Несмотря на то что в первом варианте правил было указано, что преподавание в начальных школах должно вестись на русском языке, в начале обучения допускались «особые наречия», «доколе ученики не ознакомятся достаточно с общим письменным языком». Любопытно, что сначала эти правила, по всей видимости, имели в виду только православных учеников, потому что в § 17, посвященном преподаванию Закона Божьего, ничего не говорилось о языке преподавания. И только позже, другой рукой было сделано такое примечание: «Ученикам католического исповедания в белорусских дирекциях Закон Божий должен быть преподаваем на русском языке, а в литовской и жмудской на одном из этих языков»[653]
.Пока в столице шли дискуссии, в литовских и белорусских губерниях уже надо было принимать решения, потому что еще 18 января 1862 года в Комитете министров было решено учреждать в Западном крае школы, не дожидаясь принятия школьных уставов[654]
. И школы начали учреждать преимущественно в тех местностях, где преобладало нелитовское население. Вопрос о языке преподавания перестал быть теоретическим, и местным властям пришлось определить свое отношение к этой проблеме до получения каких-либо правил для Западного края из центра.Особенно интересны в этом отношении метаморфозы во взглядах местного начальства. При работе с белорусским населением больше всего проблем возникало с языком преподавания Закона Божьего католикам. Если все другие предметы, по убеждению местной власти, должны были преподаваться на русском языке, то в этом случае ситуация была непростой. В отчете за 1861 год попечитель Виленского учебного округа А. П. Ширинский-Шихматов предлагал преподавать Закон Божий на «белорусском наречии»[655]
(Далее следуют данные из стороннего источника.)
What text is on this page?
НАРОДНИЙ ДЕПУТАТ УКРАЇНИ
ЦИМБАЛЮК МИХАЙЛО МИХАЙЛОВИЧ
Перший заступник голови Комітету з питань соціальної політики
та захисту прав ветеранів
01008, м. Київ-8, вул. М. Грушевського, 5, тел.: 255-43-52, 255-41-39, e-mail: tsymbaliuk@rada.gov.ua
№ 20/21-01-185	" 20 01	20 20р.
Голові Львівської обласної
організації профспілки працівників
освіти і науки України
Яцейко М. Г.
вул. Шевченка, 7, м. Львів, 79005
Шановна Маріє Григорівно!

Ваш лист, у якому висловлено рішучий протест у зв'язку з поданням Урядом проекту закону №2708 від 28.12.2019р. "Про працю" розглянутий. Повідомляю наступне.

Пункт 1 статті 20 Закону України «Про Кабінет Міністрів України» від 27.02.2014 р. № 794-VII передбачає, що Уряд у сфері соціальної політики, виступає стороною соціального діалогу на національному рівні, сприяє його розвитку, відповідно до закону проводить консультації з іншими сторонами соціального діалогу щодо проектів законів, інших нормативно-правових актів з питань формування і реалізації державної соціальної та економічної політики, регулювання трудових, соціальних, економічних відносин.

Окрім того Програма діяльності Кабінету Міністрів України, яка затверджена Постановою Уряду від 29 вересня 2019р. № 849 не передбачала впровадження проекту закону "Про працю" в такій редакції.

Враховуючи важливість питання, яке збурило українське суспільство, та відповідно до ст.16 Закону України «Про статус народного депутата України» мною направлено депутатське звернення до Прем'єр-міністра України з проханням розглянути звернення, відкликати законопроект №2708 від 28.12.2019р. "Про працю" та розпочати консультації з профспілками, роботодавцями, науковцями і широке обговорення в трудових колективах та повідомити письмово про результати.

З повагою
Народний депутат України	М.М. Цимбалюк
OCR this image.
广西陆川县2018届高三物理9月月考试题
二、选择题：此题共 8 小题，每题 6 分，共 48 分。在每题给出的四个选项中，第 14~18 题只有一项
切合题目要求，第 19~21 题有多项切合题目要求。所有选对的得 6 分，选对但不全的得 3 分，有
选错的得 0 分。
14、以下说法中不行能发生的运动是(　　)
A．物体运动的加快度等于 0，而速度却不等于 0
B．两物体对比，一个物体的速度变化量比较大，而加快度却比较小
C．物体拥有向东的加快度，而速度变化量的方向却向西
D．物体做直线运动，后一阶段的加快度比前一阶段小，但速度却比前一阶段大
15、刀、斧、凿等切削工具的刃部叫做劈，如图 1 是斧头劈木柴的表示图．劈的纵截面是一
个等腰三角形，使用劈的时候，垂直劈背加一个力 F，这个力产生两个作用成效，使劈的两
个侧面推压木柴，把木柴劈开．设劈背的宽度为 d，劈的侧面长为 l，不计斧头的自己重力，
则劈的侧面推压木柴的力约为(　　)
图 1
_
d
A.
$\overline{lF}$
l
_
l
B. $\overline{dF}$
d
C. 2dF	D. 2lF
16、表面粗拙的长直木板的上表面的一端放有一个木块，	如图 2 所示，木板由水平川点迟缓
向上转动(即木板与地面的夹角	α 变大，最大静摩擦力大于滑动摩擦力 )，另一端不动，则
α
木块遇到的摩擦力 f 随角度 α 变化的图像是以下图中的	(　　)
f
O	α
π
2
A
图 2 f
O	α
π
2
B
, такого же мнения он придерживался и в апреле 1862 года[656], но в конце того же года уже отдавал предпочтение преподаванию на русском языке. Правда, в данном случае мотивы в основном не были идеологическими: по мнению попечителя, ввести преподавание на белорусском языке было сложно, потому что нет «одного общего для всех белорусов языка»[657]. Но все же в первом циркуляре по управлению Виленским учебным округом от 12 января 1863 года А. П. Ширинский-Шихматов предусмотрел и возможность употребления в беседах с учениками не только русского языка, но и «местного наречия»[658]. Во время восстания он уже однозначно выступает за преподавание на русском языке[659]. Похоже, в другом направлении изменялись взгляды виленского генерал-губернатора В. И. Назимова. Если до начала восстания он, как уже отмечалось, был сторонником преподавания всех предметов на русском языке, то в начале февраля 1863 года предлагал в Гродненской губернии и восточной части Виленской, где живет «смешанное население», то есть «за исключением жителей городов и местечек, остальное население говорит языком белорусским и почти на половину принадлежит Православной церкви», преподавание Закона Божьего вести «на местном белорусском языке»[660]. Но вряд ли можно трактовать это как изменение взглядов. Скорее всего, В. И. Назимов не видел большой разницы в преподавании этого предмета на белорусском и русском. Такую гипотезу подтверждают некоторые факты. Во-первых, в цитированном документе генерал-губернатор указал, что в этом отношении он разделяет взгляды попечителя округа, а тот, как уже отмечалось, в конце 1862 – начале 1863 года предлагал вводить русский язык. Во-вторых, В. И. Назимов предлагал «распространить между сельским белорусским населением, сколь возможно в большем количестве русские буквари, молитвенники и издаваемое ныне Библейским обществом Евангелие ‹…›». Значит, белорусский язык, по мнению генерал-губернатора, очевидно, был необходим только на первой стадии обучения, и стратегия осталась та же – заменить польский язык русским при преподавании Закона Божьего католикам. Вероятно, и попечитель разделял эти взгляды.Был подготовлен новый вариант временных правил, в котором снова для белорусов-католиков преподавание Закона Божьего предусматривалось на «местном наречии», а для литовцев – на литовском[661]
. Ситуация с преподаванием Закона Божьего католикам не изменилась после обсуждения этого варианта в Западном комитете, и во временных правилах, утвержденных императором 23 марта 1863 года, осталось положение о преподавании этого предмета «на местном наречии»[662]. Многое в этом случае зависело от применения правил на практике. Особую важность получала интерпретация понятия «местное наречие».